The first lady also reveals that she began thinking about the White House Kitchen Garden in early 2008, long before her family moved to Washington, when Barack Obama was still a junior senator battling Hillary Clinton for the Democratic presidential nomination.
Once the family arrived at 1600 Pennsylvania Ave. in January 2009, plans came together quickly, and the first lady broke ground on the garden that April with the help of local elementary school students. Since then, the garden has expanded to include, among things, beehives on the White House lawn and heirloom beans first cultivated by Thomas Jefferson at Monticello.
There's more to "American Grown," however, than stories and photos from the Obamas' garden. The coffee-table book also highlights a number of urban vegetable gardens around the country, from Maui to New York City, and serves up recipes from White House chefs.
Below, more on U.S. first ladies and their charitable causes:
Dolley Madison, wife of President James Madison, was the first First Lady to formally associate herself with a cause, according to Firstladies.org. Madison helped found an orphanage for young girls in Washington, D.C., and maintained a lifelong connection to the organization.
Although she was the niece of bachelor President James Buchanan and not his wife, Harriet Lane was nevertheless considered the First Lady of the Buchanan White House, according to Firstladies.org. But, similar to other benevolent wives of our presidents, Harriet committed herself to two underserved populations that needed help -- Native Americans and children.
Ellen Axson Wilson, the first wife of Woodrow Wilson, died young, but made a big impact during her short life, according to Firstladies.org. She joined a campaign to get rid of the slums in the Washington, D.C. area, and advocated for improved housing and child labor laws.
When President Warren Harding was first elected to the U.S. Senate, his wife began advocating for the rights of returning World War I veterans. According to Firstladies.org, Florence Harding launched the "Lest We Forget" Week to encourage donations of books and clothing to returning soldiers. She was also known to pick up wounded veterans on the street who needed a ride.
First Lady Grace Coolidge, the wife of President Calvin Coolidge, had always been interested in education -- especially for the deaf. During her husband's presidency, Grace became a trustee for the Clarke School for the Deaf, and was also involved with the American Red Cross during World War I, according to Firstladies.org.
Before becoming First Lady, Lou Henry Hoover worked as an organizer for the American Red Cross' Canteen Escort Service, which transported wounded soldiers home during World War I. Her support for the troops was honored by King Albert I of Belgium, according to Firstladies.org.
During World War II, Eleanor Roosevelt supported the troops by volunteering with the American Red Cross, where she handed out cups of coffee, newspapers, sandwiches, candy, and cigarettes to soldiers heading out to army camps and ports, according to the American Red Cross. "I loved it," the organization quoted her having said. "I simply ate it up."

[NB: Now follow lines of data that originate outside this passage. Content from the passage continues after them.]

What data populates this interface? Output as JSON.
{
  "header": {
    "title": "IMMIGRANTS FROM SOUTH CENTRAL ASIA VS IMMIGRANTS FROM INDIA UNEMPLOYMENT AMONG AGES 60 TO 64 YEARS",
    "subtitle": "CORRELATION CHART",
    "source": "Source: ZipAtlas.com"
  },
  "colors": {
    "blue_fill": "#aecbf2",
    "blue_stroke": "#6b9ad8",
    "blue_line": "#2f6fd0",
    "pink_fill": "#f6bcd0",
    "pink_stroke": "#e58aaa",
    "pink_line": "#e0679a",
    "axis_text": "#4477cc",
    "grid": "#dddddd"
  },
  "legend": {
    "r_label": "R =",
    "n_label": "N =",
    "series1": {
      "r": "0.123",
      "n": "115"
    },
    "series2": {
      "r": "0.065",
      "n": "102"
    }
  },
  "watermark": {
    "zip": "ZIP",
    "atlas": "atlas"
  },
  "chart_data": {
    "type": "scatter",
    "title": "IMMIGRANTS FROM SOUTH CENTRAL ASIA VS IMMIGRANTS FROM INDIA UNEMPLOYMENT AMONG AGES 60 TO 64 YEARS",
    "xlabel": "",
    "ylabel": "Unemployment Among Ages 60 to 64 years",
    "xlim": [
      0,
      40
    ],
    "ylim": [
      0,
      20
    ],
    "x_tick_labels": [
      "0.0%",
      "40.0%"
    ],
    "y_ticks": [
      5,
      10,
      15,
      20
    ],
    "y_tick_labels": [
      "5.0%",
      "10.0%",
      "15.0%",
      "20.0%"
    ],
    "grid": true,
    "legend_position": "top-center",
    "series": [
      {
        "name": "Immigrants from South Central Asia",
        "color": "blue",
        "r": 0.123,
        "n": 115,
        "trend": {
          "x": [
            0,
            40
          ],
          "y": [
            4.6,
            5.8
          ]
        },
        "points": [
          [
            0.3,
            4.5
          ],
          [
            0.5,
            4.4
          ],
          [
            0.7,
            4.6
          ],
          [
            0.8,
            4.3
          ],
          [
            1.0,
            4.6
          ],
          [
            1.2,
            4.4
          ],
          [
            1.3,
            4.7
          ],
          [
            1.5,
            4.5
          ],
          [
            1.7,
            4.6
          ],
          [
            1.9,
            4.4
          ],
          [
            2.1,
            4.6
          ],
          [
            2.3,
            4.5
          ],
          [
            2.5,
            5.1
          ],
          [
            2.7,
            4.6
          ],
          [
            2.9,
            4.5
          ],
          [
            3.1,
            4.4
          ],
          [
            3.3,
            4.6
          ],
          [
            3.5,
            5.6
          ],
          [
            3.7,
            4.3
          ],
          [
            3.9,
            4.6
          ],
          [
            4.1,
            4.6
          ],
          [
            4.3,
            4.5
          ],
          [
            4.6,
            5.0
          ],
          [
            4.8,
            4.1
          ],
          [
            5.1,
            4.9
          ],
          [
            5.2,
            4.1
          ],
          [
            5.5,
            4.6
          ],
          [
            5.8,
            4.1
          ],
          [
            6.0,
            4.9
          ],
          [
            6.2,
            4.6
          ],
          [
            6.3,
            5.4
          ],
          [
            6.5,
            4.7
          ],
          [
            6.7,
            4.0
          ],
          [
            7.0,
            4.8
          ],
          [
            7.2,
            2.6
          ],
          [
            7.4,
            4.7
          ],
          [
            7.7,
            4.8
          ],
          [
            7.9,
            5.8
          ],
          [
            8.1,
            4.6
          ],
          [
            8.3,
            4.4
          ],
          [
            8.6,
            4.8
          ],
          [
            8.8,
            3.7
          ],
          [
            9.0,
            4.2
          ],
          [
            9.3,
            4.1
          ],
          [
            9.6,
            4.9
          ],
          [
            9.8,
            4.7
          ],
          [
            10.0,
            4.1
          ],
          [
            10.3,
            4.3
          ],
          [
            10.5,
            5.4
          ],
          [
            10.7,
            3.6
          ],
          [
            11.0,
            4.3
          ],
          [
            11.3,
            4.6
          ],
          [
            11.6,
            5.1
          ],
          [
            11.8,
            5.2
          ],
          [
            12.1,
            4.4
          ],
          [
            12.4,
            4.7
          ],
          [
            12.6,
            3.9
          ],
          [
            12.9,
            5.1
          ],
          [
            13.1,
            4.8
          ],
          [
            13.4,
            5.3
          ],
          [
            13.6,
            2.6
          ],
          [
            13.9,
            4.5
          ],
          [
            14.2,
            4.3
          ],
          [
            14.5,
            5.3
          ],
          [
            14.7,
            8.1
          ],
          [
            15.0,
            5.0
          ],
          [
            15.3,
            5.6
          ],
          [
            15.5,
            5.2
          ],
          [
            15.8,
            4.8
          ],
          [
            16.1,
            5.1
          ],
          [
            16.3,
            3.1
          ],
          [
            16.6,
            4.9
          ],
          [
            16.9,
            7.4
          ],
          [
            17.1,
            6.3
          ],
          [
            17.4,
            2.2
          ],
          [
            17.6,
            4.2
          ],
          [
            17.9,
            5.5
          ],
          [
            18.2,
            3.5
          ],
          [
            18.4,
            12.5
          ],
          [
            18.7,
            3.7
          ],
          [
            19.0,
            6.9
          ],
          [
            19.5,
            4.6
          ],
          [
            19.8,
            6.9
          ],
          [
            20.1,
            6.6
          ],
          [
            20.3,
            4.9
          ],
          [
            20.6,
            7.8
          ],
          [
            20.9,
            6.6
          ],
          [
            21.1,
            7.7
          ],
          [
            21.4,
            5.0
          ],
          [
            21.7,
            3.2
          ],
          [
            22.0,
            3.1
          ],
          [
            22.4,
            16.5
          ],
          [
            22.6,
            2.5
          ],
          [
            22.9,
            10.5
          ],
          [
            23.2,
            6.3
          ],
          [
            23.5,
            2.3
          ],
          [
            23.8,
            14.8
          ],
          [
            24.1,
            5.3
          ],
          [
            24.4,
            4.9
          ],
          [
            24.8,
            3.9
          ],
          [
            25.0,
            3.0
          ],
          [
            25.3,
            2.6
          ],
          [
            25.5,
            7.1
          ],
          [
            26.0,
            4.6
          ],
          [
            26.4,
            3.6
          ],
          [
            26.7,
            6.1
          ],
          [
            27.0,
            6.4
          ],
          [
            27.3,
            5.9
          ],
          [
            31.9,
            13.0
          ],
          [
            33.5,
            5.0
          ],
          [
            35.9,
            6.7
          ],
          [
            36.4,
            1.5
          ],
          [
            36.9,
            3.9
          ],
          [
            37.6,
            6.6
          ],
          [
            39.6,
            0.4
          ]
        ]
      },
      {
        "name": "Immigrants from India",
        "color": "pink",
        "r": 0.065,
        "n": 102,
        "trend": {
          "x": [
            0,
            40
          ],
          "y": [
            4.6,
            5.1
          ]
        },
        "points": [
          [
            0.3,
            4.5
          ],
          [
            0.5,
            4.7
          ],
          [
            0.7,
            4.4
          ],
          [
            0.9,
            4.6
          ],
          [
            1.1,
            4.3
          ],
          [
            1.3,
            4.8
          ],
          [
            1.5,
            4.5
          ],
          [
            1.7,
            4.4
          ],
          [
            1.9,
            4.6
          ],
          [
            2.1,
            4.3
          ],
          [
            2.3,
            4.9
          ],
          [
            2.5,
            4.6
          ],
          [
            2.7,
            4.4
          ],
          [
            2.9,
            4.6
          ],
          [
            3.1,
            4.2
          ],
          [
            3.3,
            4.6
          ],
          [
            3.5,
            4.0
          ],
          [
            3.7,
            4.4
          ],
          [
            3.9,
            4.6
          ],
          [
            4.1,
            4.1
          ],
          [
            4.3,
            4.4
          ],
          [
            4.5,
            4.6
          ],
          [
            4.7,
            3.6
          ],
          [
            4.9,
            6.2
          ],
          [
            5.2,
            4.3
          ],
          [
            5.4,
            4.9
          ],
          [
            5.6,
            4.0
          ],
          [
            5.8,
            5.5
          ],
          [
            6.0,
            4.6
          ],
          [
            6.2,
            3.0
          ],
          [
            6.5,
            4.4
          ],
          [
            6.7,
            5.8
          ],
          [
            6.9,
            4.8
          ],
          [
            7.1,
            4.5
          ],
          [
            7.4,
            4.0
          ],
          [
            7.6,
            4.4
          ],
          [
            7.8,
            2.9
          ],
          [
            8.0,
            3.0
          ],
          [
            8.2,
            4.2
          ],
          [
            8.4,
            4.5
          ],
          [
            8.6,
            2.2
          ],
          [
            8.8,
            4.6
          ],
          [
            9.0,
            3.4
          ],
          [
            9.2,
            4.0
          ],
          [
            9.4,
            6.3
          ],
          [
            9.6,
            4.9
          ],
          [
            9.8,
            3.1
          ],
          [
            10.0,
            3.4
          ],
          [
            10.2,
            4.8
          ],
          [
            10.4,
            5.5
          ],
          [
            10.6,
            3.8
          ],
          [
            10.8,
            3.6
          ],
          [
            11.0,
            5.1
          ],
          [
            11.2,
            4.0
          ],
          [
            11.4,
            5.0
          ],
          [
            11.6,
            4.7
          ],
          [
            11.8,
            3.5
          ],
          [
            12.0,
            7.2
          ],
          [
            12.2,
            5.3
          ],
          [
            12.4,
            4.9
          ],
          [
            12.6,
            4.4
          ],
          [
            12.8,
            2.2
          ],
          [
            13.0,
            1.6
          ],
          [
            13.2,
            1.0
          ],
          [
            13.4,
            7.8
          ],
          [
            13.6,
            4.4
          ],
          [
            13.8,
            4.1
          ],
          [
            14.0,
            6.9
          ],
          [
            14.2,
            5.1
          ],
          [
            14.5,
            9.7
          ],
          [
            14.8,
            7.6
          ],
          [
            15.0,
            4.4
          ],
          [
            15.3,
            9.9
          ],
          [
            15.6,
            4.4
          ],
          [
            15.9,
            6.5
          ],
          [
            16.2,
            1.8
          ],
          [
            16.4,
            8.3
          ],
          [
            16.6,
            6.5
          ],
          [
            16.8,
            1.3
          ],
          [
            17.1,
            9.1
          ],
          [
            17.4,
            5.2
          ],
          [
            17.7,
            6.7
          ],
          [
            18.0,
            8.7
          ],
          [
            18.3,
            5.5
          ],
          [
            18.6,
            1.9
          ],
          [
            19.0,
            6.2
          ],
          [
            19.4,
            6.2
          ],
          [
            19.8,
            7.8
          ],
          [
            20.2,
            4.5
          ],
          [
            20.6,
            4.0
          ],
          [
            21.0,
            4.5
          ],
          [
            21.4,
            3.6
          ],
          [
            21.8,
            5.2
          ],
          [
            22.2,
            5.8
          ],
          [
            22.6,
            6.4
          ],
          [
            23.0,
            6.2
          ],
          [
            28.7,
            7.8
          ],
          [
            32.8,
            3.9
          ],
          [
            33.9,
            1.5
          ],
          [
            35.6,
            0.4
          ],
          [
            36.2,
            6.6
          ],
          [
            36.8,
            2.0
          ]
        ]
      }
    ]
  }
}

After her son Neil was diagnosed with dyslexia at a young age, First Lady Barbara Bush began championing the cause when she founded the Barbara Bush Foundation for Family Literacy, according to Firstladies.org.

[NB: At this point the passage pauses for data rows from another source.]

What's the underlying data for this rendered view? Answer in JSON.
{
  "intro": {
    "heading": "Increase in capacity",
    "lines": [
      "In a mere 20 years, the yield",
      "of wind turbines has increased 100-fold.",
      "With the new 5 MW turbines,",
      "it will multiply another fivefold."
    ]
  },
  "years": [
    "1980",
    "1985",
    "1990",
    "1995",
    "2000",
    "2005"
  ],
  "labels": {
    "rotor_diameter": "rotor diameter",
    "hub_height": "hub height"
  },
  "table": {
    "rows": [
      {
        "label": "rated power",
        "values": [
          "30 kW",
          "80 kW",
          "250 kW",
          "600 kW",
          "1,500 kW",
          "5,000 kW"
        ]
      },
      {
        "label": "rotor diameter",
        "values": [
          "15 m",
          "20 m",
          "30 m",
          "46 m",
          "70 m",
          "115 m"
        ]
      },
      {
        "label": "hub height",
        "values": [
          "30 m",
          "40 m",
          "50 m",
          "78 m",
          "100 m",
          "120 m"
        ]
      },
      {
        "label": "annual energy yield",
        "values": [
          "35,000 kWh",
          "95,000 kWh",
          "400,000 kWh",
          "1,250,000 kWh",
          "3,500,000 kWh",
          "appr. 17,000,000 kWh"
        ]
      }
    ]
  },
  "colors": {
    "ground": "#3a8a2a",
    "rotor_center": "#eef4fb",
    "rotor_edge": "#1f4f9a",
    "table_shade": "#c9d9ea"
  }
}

While serving as First Lady, now Secretary of State Hillary Rodham Clinton led the effort on the Foster Care Independence Bill, which helped older unadopted kids transition successfully into adulthood, according to Firstladies.org.
Still enjoying her role as First Lady to President Barack Obama, Michelle Obama has been vocal about three issues during her husband's administration: Helping working mothers, providing support to military families, and encouraging voluntarism, according to firstladies.org.